LaReQA (XQUAD-R) results reproducability for mBERT
Doragd opened this issue · 5 comments
@sebastianruder @nconstant-google
Sorry to bother you. There are some details I know not clear. Could you answer the following questions?
========================================================
I found the training and evaluating scripts for LaReQA on
https://github.com/google-research/xtreme/blob/master/scripts/train_lareqa.sh
https://github.com/google-research/xtreme/blob/master/scripts/run_eval_lareqa.sh
Is the scripts and the source code associated with this paper?
Is there any difference compared to the implementations mentioned in the original paper?
=========================================================
For XQUAD-R, I would like to know the K value of mAP@K?

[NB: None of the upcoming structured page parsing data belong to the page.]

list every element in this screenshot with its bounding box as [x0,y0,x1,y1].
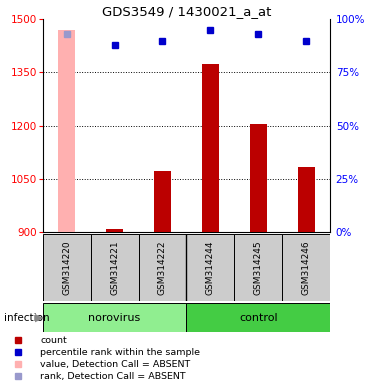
Text: GSM314222: GSM314222 [158,241,167,295]
Text: GSM314220: GSM314220 [62,240,71,295]
Text: GSM314221: GSM314221 [110,240,119,295]
Text: rank, Detection Call = ABSENT: rank, Detection Call = ABSENT [40,372,186,381]
Bar [91,234,138,301]
Text: GSM314246: GSM314246 [302,240,311,295]
Bar [298,167,315,232]
Bar [234,234,282,301]
Text: percentile rank within the sample: percentile rank within the sample [40,348,200,357]
Text: GSM314245: GSM314245 [254,240,263,295]
Bar [58,30,75,232]
Title: GDS3549 / 1430021_a_at: GDS3549 / 1430021_a_at [102,5,271,18]
Bar [154,171,171,232]
Text: ▶: ▶ [35,313,44,323]
Text: GSM314244: GSM314244 [206,241,215,295]
Bar [43,234,91,301]
Text: infection: infection [4,313,49,323]
Text: value, Detection Call = ABSENT: value, Detection Call = ABSENT [40,359,190,369]
Text: control: control [239,313,278,323]
Bar [138,234,186,301]
Bar [186,303,330,332]
Text: count: count [40,336,67,344]
Text: norovirus: norovirus [88,313,141,323]
Bar [282,234,330,301]
Bar [202,64,219,232]
Bar [43,303,187,332]
Bar [186,234,234,301]
Bar [106,230,123,232]
Bar [250,124,267,232]
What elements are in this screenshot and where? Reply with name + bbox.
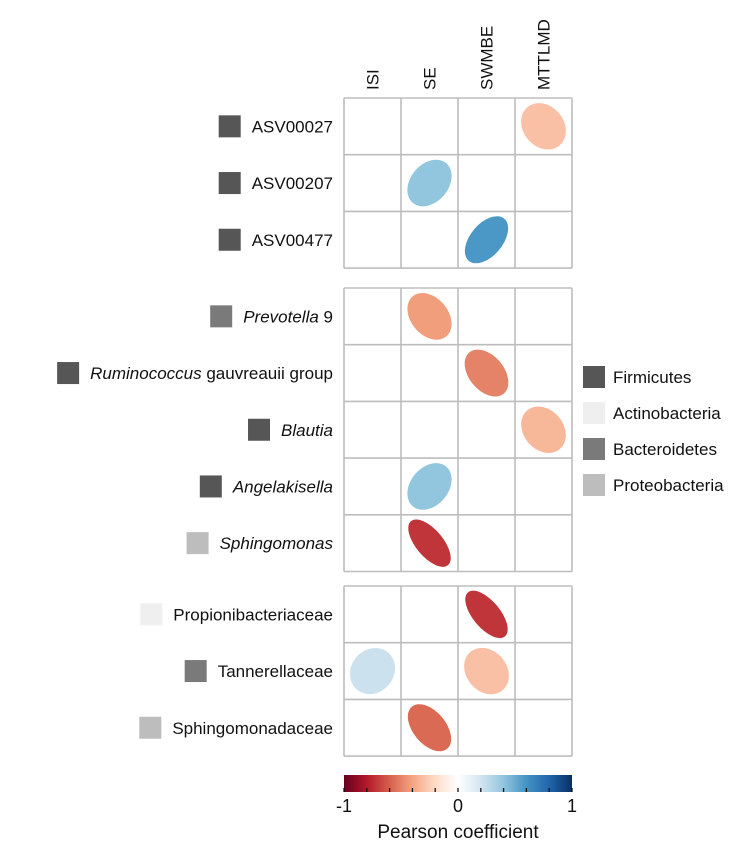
phylum-square bbox=[186, 532, 209, 555]
legend-label: Bacteroidetes bbox=[613, 440, 717, 459]
correlation-ellipse bbox=[465, 590, 508, 639]
row-label: Sphingomonas bbox=[220, 534, 334, 553]
legend-label: Actinobacteria bbox=[613, 404, 721, 423]
legend-label: Proteobacteria bbox=[613, 476, 724, 495]
colorbar-tick-label: 0 bbox=[453, 796, 463, 816]
colorbar: -1 0 1 Pearson coefficient bbox=[336, 775, 577, 843]
grid-block bbox=[343, 97, 573, 269]
column-labels: ISI SE SWMBE MTTLMD bbox=[364, 19, 554, 90]
column-label: SWMBE bbox=[478, 26, 497, 90]
legend-item: Bacteroidetes bbox=[583, 438, 717, 460]
row-label: Propionibacteriaceae bbox=[173, 605, 333, 624]
correlation-ellipse bbox=[521, 103, 566, 150]
phylum-square bbox=[218, 172, 241, 195]
row-label-part: Blautia bbox=[281, 421, 333, 440]
grid-block bbox=[343, 287, 573, 573]
phylum-square bbox=[57, 362, 80, 385]
row-label: Ruminococcus gauvreauii group bbox=[90, 364, 333, 383]
row-label: Blautia bbox=[281, 421, 333, 440]
legend-swatch bbox=[583, 474, 605, 496]
phylum-legend: Firmicutes Actinobacteria Bacteroidetes Pro… bbox=[583, 366, 724, 496]
correlation-ellipse bbox=[464, 349, 509, 397]
row-label-part: ASV00477 bbox=[252, 231, 333, 250]
row-label-part: Angelakisella bbox=[232, 477, 333, 496]
grid-block bbox=[343, 585, 573, 757]
correlation-ellipse bbox=[521, 406, 566, 453]
correlation-ellipse bbox=[407, 292, 452, 340]
row-label-part: 9 bbox=[319, 307, 333, 326]
legend-swatch bbox=[583, 366, 605, 388]
column-label: SE bbox=[421, 67, 440, 90]
correlation-ellipse bbox=[349, 647, 396, 695]
legend-label: Firmicutes bbox=[613, 368, 691, 387]
legend-item: Proteobacteria bbox=[583, 474, 724, 496]
row-label-part: ASV00027 bbox=[252, 117, 333, 136]
row-label-part: Propionibacteriaceae bbox=[173, 605, 333, 624]
row-label: ASV00027 bbox=[252, 117, 333, 136]
legend-swatch bbox=[583, 438, 605, 460]
colorbar-title: Pearson coefficient bbox=[377, 822, 539, 843]
row-label: Sphingomonadaceae bbox=[172, 719, 333, 738]
legend-swatch bbox=[583, 402, 605, 424]
correlation-ellipse bbox=[407, 159, 452, 207]
phylum-square bbox=[248, 418, 271, 441]
legend-item: Actinobacteria bbox=[583, 402, 721, 424]
row-labels: ASV00027 ASV00207 ASV00477 Prevotella 9 Rumi… bbox=[57, 115, 334, 739]
row-label: Tannerellaceae bbox=[218, 662, 333, 681]
colorbar-tick-label: -1 bbox=[336, 796, 352, 816]
phylum-square bbox=[210, 305, 233, 328]
column-label: ISI bbox=[364, 69, 383, 90]
correlation-ellipse bbox=[464, 647, 509, 695]
correlation-ellipse bbox=[407, 704, 452, 752]
row-label-part: gauvreauii group bbox=[202, 364, 333, 383]
correlation-ellipse bbox=[464, 216, 509, 264]
correlation-grid bbox=[343, 97, 573, 757]
colorbar-gradient bbox=[344, 775, 572, 792]
phylum-square bbox=[218, 115, 241, 138]
row-label-part: Ruminococcus bbox=[90, 364, 202, 383]
colorbar-ticks: -1 0 1 bbox=[336, 788, 577, 816]
row-label: ASV00477 bbox=[252, 231, 333, 250]
phylum-square bbox=[218, 228, 241, 251]
row-label-part: Sphingomonadaceae bbox=[172, 719, 333, 738]
row-label-part: Sphingomonas bbox=[220, 534, 334, 553]
row-label-part: Tannerellaceae bbox=[218, 662, 333, 681]
phylum-square bbox=[139, 716, 162, 739]
phylum-square bbox=[140, 603, 163, 626]
row-label: Prevotella 9 bbox=[243, 307, 333, 326]
row-label: Angelakisella bbox=[232, 477, 333, 496]
correlation-ellipse bbox=[407, 463, 452, 510]
column-label: MTTLMD bbox=[535, 19, 554, 90]
row-label: ASV00207 bbox=[252, 174, 333, 193]
colorbar-tick-label: 1 bbox=[567, 796, 577, 816]
row-label-part: Prevotella bbox=[243, 307, 319, 326]
phylum-square bbox=[184, 660, 207, 683]
legend-item: Firmicutes bbox=[583, 366, 691, 388]
row-label-part: ASV00207 bbox=[252, 174, 333, 193]
phylum-square bbox=[199, 475, 222, 498]
correlation-ellipse bbox=[408, 519, 451, 567]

Is equal to the correct candidates, i.e. 11 relevant answers ==> mAP@11?
However, the metric of the source code in this repo is set to 20, i.e. mAP@20.
Actually, I would like to reproduce the En-EN results of mBERT (mAP=0.29).
I do not know the original K value in the paper.
=========================================================
Thanks a lot ~
The LAReQA scripts in this repo can be used to reproduce the XTREME-R paper experiments.
The original LAReQA paper uses "full" mAP, with no cutoff K. To match that setting, you can remove k=20 on this line.
For baseline X-X, I noticed the mention in the original paper :
Our second baseline “X-X” extends the same SQuAD train set by translating each example into the 11 XQuAD languages using an in-house translation system.
Is the translation data of SQuAD train set equal to https://console.cloud.google.com/storage/browser/xtreme_translations ?
The translations are not identical, but they should be similar quality.
We don't plan to run the translate-train experiment for LaReQA. Feel free to use the numbers from the LaReQA paper.